One thing I emphasized in the presentation more than in the posted material is that preparation for RDA involves a lot of policy planning, much of which will probably be done while you’re learning about the code. Among other things this is an occasion for examining and rethinking your library’s or consortium’s existing policies.

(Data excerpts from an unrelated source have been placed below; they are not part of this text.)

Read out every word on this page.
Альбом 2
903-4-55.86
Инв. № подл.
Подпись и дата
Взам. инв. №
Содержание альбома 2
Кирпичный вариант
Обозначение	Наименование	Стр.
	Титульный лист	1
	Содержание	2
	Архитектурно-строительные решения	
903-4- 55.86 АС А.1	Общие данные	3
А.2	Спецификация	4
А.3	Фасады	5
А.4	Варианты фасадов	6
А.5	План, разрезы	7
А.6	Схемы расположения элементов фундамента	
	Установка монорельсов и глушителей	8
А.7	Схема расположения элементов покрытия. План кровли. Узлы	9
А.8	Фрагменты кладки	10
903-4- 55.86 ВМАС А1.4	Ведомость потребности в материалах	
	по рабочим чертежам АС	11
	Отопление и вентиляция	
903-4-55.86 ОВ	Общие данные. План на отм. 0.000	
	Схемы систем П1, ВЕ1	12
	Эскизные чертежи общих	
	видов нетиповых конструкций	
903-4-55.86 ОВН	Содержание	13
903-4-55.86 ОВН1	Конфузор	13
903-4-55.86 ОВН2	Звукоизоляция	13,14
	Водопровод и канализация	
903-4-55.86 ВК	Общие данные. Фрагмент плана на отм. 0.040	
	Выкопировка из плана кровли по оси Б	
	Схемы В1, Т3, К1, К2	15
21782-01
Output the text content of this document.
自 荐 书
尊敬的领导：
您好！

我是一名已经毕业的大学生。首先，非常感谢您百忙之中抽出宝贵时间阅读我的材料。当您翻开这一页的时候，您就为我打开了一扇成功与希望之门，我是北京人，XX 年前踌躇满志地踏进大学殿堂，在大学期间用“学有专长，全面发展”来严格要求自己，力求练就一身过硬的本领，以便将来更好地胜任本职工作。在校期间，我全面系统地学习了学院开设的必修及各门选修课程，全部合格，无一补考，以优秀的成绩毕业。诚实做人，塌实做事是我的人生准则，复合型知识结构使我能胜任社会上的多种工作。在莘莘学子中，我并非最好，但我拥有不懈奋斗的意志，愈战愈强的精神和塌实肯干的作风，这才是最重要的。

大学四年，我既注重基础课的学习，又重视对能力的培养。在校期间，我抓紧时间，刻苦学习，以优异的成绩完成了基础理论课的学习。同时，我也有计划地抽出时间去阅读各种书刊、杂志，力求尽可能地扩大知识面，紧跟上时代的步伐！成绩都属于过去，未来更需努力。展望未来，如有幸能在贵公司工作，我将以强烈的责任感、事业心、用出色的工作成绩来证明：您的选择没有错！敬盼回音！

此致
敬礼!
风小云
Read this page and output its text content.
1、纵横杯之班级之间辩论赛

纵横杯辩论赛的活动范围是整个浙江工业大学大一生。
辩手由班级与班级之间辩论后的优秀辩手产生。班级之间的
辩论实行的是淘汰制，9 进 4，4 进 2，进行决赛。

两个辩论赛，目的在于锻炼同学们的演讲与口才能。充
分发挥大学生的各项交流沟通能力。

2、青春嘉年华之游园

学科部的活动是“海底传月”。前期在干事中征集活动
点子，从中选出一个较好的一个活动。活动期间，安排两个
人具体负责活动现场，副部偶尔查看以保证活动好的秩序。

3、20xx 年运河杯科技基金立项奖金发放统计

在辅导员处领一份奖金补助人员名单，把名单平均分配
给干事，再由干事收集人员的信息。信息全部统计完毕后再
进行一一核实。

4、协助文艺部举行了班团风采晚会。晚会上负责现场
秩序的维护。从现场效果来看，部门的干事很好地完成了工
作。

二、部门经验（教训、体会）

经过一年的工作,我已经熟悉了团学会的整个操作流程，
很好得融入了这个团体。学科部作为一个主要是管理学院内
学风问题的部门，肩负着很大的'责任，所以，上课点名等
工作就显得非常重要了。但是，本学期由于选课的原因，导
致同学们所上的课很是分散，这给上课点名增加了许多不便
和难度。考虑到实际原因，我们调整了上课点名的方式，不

And corollary to that: As you make these decisions, it is very important to document, not only the decisions themselves, but the reasons for them. Eventually someone after you will be revisiting the issues you’re dealing with now, quite possibly someone who will not have been around for these initial discussions. They will appreciate knowing the context in which you established your policies and practices, which they can use in evaluating what they should do at that undetermined point in the future. And in fact you and your colleagues may well be returning to these questions yourselves; and it can be helpful, when re-evaluating what you’ve done, to have an answer to the question–literally–”What were we thinking?”

getting_ready_for_rda

Some RDA Training Resources 2013-02-14

UPDATE: Speaker’s notes:

Getting Ready for RDA notes for posting 2013-03-25

With the start date of LC “converting” to RDA they have shared some (in my opinion) real world examples of RDA records. They can be found here.

From the Illinois Library Assocation’s 2012 Annual Conference, Peoria, October 9:

Fantastic (and Free!) Cataloging Tools, presented by Erica Laughlin, RSA Cataloging and Database Administrator, Resource Sharing Alliance NFP:

Fantastic_Free_Cat_Tools_101112

A wealth of useful resources here, including DDC tools, converters and calculators, RDA resources, many more.

Wait a Minute, How Many Months?: Getting Ready Now that RDA Is Almost Here:

Wait a Minute, How Many Months 2012-10-17 (PPT)

Wait a Minute, How Many Months 2012-10-17 (PDF)

Some RDA Training Resources 2012-10-11

I have saved my presentation as both PPT so you can see the notes, and PDF in case you have trouble viewing the PPT.

Both Erica and I added a little extra information based on the discussion at our presentations.